A conversation with Homayoun Sakh

Not many people associate “peace” with Afghanistan. Usually, thoughts of war and chaos come to mind. However, Homayoun Sakhi, a California-based musician, thinks differently.

“When I think of Afghanistan, I think of peace,” says Sakhi. “Because I think of music and music to me is peace.”

This leading Afghan rubab player was in Houston earlier this month to perform at the Voices of Afghanistanconcert presented by the Asia Society Texas Center. Sakhi was accompanied by the legendary Afghan singer Ustad Farida Mahwash and the Sakhi ensemble. Together, the group created an acoustically rich experience filled with poetic ghazals (songs of love and longing), Sufi songs of devotion, and traditional folk melodies.

A 45-minute interview with Sakhi enriched my afternoon and made me ponder over Afghanistan’s rich cultural history.

Much of Afghanistan today may be shattered by the war, but the country was once vibrant with culture and at the heart of the Silk Road.

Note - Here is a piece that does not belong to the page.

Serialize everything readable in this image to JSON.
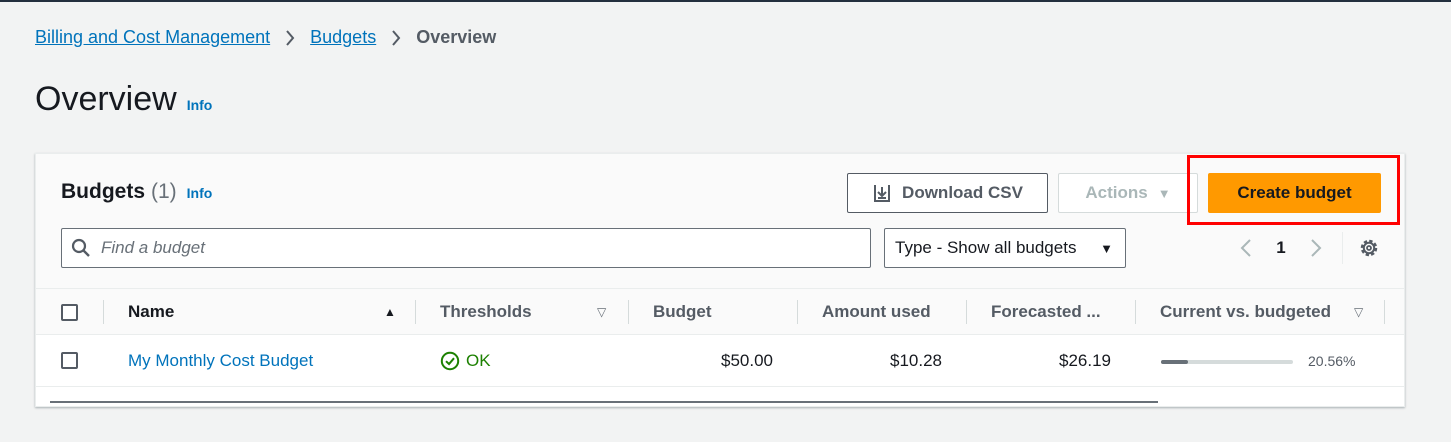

Throughout history, Afghanistan has seen various invaders and conquerors who have all left behind a unique blend of cultures. Located at a central point of trade and migration, Afghanistan emerged as a regional hub of cultural and social activity and is home to a vast array of musical genres. Yes, people in Afghanistan do listen to music, even though this freedom was challenged in the past.

“It was very tough before,” says Sakhi about Afghanistan’s political conditions, “But a lot better now…people are now able to freely to listen to music.”